I have a couple of clumps, one I think is of the invasive type, I lined the hole with black pvc and it's not traveled out. The other is a Black type that doesn't seem to a problem.


----------



## Kballen11 (Mar 26, 2018)

My advice is don't do it. It will find a way to spread.


----------



## Still learnin (Sep 9, 2017)

I'd love to plant some but my worry is that it'll spread. However, there are types that allegedly don't spread. Disney World has a lot of bamboo and I don't think they'd do it if it spread. They have more resources than we do though.


----------



## BirdsNBees (Mar 30, 2019)

My neighbor planted it years ago. $600 excavator rental later we dug up the entire area and burned most of it a couple years ago. I just dug up 3 more pieces that were growing the other day! DO NOT PLANT BAMBOO! It's unbelievably hard to kill and control.


----------



## SCGrassMan (Dec 17, 2017)

Which would you like to do:

Plant bamboo
Or
Control spread of bamboo?
&#128514;
Alphonse Karr is a type of bamboo you can look at that is LESS invasive.


----------



## Jayray (Aug 8, 2018)

Bamboo is a grass! Not sure why all the hate here on a turf forum for a grass. There are two types, running and clumping. Clumping will not spread by rhizome like the running type. I planted running type in zone 5 and it was not hard to keep it under control with once a year rhizome cleaning.

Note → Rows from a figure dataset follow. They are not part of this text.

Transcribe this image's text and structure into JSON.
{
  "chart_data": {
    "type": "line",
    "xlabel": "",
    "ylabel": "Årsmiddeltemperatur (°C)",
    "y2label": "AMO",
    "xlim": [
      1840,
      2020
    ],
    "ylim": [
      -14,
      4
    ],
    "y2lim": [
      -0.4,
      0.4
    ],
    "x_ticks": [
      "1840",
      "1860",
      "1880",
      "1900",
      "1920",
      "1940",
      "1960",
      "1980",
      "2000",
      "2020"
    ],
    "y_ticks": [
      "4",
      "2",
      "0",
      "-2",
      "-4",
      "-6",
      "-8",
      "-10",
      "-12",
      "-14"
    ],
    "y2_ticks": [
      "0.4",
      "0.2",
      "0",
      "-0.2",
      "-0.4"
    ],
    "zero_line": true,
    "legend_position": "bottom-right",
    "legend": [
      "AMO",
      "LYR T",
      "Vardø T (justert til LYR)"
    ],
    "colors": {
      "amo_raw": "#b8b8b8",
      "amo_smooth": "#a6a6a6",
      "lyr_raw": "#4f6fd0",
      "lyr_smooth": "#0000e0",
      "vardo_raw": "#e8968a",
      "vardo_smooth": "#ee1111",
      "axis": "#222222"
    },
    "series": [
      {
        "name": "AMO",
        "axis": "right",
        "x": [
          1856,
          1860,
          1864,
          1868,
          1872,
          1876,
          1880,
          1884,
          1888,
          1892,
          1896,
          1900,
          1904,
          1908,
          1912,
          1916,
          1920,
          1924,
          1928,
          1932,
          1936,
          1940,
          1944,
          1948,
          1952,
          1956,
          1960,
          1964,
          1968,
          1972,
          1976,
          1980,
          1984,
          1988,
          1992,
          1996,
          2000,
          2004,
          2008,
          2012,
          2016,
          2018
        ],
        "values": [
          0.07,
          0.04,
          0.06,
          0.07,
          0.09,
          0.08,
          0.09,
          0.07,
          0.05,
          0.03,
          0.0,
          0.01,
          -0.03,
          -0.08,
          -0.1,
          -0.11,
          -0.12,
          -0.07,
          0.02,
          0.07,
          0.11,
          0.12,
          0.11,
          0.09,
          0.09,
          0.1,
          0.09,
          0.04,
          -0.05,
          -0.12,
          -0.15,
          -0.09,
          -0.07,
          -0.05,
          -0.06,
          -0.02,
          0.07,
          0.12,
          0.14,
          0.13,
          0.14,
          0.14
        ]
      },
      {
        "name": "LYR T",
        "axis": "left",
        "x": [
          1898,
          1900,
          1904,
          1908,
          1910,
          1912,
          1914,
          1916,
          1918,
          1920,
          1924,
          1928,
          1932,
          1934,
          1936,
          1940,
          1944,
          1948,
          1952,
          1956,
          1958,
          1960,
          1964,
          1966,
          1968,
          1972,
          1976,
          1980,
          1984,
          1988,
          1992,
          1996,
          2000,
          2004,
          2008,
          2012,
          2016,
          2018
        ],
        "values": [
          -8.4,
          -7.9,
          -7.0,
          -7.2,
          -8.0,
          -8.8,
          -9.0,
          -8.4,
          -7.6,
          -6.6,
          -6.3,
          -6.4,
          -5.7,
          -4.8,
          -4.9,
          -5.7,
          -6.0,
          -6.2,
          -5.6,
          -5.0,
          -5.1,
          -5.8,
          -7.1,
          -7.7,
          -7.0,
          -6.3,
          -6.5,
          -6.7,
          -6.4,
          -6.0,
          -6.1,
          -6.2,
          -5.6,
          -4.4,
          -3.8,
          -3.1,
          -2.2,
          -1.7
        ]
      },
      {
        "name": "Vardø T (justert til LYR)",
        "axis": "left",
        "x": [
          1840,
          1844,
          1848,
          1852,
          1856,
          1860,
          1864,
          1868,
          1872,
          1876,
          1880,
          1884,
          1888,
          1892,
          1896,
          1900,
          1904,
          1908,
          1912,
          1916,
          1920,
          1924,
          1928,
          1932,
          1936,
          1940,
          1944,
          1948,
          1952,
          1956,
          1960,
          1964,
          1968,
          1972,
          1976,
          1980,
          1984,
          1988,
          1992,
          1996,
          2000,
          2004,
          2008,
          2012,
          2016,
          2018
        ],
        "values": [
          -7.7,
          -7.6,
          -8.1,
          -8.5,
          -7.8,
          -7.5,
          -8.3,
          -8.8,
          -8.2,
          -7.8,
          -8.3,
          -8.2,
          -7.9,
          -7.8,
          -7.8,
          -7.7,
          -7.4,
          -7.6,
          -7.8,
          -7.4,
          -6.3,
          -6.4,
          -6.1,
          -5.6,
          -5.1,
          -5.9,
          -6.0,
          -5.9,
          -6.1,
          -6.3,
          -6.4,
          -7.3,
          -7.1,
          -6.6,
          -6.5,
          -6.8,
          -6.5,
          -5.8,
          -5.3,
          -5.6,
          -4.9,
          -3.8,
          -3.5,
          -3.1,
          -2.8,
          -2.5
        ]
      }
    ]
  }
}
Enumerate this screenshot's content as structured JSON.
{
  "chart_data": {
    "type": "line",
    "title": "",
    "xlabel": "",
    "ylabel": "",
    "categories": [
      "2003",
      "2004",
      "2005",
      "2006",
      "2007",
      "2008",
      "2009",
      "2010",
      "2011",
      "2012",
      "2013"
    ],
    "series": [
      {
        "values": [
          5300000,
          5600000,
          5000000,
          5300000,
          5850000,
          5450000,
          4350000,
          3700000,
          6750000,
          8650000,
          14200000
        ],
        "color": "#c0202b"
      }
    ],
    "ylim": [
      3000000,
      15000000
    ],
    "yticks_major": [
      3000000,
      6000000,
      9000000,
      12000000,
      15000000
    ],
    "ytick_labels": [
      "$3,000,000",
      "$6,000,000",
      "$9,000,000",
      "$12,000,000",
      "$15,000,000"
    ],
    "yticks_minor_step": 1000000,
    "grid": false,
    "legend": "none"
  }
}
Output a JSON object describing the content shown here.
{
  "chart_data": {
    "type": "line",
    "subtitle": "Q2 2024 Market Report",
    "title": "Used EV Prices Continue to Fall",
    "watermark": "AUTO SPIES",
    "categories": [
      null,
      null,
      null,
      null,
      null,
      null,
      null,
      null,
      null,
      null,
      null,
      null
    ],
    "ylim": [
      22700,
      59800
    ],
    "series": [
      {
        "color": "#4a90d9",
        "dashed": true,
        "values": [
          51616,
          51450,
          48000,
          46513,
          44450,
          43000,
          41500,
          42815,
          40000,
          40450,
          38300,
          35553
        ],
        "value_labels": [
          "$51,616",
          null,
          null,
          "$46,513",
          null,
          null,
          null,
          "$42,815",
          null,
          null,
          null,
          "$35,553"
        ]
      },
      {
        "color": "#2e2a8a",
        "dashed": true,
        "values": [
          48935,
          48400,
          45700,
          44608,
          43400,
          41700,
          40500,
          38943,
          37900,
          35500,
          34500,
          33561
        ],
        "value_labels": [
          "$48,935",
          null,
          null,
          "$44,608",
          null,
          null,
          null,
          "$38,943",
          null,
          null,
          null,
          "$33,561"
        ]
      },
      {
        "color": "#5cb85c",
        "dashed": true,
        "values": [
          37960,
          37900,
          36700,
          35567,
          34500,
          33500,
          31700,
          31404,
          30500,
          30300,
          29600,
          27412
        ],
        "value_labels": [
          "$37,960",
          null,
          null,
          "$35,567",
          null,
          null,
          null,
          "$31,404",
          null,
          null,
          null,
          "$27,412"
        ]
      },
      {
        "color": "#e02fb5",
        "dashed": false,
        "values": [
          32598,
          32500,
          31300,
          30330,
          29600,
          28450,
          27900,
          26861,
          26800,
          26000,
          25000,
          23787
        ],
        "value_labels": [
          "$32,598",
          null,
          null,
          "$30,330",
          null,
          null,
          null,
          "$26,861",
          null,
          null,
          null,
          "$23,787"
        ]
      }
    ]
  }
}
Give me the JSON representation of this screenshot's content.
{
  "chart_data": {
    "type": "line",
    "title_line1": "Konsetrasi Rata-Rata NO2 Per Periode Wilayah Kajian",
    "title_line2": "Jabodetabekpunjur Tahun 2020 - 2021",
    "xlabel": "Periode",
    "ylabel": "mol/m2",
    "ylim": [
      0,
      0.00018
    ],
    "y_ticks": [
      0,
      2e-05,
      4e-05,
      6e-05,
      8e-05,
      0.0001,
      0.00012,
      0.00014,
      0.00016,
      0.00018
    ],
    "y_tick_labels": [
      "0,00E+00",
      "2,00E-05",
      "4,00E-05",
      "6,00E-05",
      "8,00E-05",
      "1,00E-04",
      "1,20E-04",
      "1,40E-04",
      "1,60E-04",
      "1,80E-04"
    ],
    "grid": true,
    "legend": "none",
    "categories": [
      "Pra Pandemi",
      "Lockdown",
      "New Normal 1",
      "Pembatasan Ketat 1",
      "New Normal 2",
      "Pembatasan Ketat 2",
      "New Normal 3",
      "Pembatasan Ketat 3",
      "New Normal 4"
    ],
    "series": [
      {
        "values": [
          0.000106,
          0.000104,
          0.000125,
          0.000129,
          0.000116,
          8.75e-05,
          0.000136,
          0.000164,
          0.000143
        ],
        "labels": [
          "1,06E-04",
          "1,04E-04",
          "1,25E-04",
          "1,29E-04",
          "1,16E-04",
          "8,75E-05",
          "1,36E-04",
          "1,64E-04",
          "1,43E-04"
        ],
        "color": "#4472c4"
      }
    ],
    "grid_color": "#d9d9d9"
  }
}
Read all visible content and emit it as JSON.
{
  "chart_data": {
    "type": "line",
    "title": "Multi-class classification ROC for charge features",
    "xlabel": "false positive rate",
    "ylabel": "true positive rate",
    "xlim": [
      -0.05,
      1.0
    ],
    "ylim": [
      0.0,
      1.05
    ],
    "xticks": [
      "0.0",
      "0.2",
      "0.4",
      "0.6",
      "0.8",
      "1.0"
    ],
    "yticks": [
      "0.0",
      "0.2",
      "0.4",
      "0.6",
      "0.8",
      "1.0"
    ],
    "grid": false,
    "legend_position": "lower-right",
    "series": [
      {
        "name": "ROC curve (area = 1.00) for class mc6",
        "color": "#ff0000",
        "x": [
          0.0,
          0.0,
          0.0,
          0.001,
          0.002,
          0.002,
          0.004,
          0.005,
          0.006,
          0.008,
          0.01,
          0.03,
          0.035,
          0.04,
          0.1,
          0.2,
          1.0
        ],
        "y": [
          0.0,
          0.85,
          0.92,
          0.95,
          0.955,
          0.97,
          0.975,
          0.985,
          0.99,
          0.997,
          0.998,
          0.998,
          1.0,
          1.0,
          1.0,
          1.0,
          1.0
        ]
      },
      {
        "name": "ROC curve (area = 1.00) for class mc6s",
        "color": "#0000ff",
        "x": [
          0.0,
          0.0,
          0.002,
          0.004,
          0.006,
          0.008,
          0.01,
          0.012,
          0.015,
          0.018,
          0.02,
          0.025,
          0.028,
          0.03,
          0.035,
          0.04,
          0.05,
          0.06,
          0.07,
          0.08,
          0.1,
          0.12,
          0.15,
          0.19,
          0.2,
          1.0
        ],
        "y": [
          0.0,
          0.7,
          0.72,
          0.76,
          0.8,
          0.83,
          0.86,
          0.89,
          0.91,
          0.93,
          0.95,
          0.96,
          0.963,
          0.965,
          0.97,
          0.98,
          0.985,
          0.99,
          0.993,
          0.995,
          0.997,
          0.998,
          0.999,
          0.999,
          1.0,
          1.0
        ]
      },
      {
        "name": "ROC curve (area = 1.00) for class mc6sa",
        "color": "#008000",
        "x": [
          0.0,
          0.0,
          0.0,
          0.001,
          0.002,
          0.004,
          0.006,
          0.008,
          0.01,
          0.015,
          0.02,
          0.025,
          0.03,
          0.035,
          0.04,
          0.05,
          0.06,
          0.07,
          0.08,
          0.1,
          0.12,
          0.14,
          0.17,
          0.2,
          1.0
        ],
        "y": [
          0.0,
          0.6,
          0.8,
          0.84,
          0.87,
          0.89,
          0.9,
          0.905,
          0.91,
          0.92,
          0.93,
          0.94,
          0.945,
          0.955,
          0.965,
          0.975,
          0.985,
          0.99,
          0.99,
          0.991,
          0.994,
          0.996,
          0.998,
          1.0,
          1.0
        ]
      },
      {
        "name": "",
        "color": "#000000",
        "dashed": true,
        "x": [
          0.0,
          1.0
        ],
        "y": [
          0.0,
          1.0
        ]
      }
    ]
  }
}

If you live someplace warmer then google some strategies for keeping it confined if you want a running type.


----------



## Crabbychas (Apr 25, 2018)

I have bamboo that is growing along my property line. When I see it growing or popping up in a new spot I spray it with glyphosate then when I see it's dying I chop it down a couple days later with the trimmer. I've been doing that for about a year and it's mostly gone.


----------